Le général Bonaparte, après son élévation au consulat, forma une garde nombreuse, dont il mit l’infanterie sous le commandement du général Lannes. Celui-ci, militaire des plus distingués, mais nullement au fait de l’administration, au lieu de se conformer au tarif établi pour l’achat des draps, toiles et autres objets, ne trouvait jamais rien d’assez beau, de sorte que les employés de l’habillement et de l’équipement de la garde, enchantés de pouvoir traiter de gré à gré avec les fournisseurs, afin d’en obtenir des pots-de-vin, croyant du reste leurs déprédations couvertes par le nom du général Lannes, ami du premier Consul, établirent les uniformes avec un tel luxe, que lorsqu’il fallut régler les comptes, ils dépassaient de trois cent mille francs la somme accordée par les règlements ministériels. Le premier Consul, qui avait résolu de rétablir l’ordre dans les finances, et de forcer les chefs de corps à ne pas outrepasser les crédits alloués, voulut faire un exemple, et bien qu’il eût de l’affection pour le général Lannes et fût convaincu que pas un centime n’était entré dans sa poche, il le déclara responsable du déficit de trois cent mille francs, ne lui laissant que huit jours pour verser cette somme dans les caisses de la garde, sous peine d’être traduit devant un conseil de guerre ! Cette sévère décision produisit un excellent effet, en mettant un terme au gaspillage qui s’était introduit dans la comptabilité des corps ; mais le général Lannes, quoique récemment marié à la fille du sénateur Guéhéneuc, était dans l’impossibilité de payer, lorsque Augereau, informé de la fâcheuse position de son ami, court chez son notaire, prend trois cent mille francs, et charge son secrétaire de les verser au nom du général Lannes dans les caisses de la garde ! Le premier Consul, informé de cette action, en sut un gré infini au général Augereau, et pour mettre Lannes en état de s’acquitter envers celui-ci, il lui donna l’ambassade de Lisbonne, qui était fort lucrative.

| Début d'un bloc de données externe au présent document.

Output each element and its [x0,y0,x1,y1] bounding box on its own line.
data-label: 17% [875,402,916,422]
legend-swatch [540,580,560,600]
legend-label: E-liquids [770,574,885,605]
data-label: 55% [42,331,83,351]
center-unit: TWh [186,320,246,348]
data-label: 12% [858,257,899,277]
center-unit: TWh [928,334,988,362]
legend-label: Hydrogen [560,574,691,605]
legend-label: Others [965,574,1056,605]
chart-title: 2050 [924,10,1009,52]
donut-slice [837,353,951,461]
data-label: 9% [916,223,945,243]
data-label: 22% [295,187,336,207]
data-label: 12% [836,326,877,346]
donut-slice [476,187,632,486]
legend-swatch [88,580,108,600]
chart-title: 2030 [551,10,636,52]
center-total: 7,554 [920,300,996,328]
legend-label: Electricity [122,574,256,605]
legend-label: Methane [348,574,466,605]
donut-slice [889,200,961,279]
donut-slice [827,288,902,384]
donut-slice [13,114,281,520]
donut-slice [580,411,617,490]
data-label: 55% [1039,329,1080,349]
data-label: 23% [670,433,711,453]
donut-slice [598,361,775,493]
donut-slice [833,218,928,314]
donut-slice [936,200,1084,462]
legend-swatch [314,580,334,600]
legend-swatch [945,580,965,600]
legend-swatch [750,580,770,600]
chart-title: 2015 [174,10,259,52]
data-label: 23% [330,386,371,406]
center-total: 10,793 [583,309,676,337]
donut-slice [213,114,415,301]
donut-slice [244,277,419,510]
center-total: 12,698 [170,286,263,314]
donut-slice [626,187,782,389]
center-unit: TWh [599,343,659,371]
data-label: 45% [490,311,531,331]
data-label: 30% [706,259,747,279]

Voici un autre exemple de la générosité d’Augereau. Il était peu lié avec le général Bernadotte. Celui-ci venait d’acheter la terre de Lagrange, qu’il comptait payer avec la dot de sa femme ; mais ces fonds ne lui ayant pas été exactement remis, et ses créanciers le pressant, il pria Augereau de lui prêter deux cent mille francs pour cinq ans. Augereau y ayant consenti, Mme Bernadotte s’avisa de lui demander quel serait l’intérêt qu’il prendrait. « Madame, répondit Augereau, je conçois que les banquiers, les agents d’affaires retirent un produit des fonds qu’ils prêtent ; mais lorsqu’un maréchal est assez heureux pour obliger un camarade, il ne doit en recevoir d’autre intérêt que le plaisir de lui rendre service. »

Voilà cependant l’homme qu’on a représenté comme dur et avide ! Je me bornerai, pour le moment, à ne rien citer de plus de la vie d’Augereau ; le surplus de sa biographie se déroulera avec ma narration, qui signalera ses fautes, comme elle a fait et fera connaître ses belles qualités.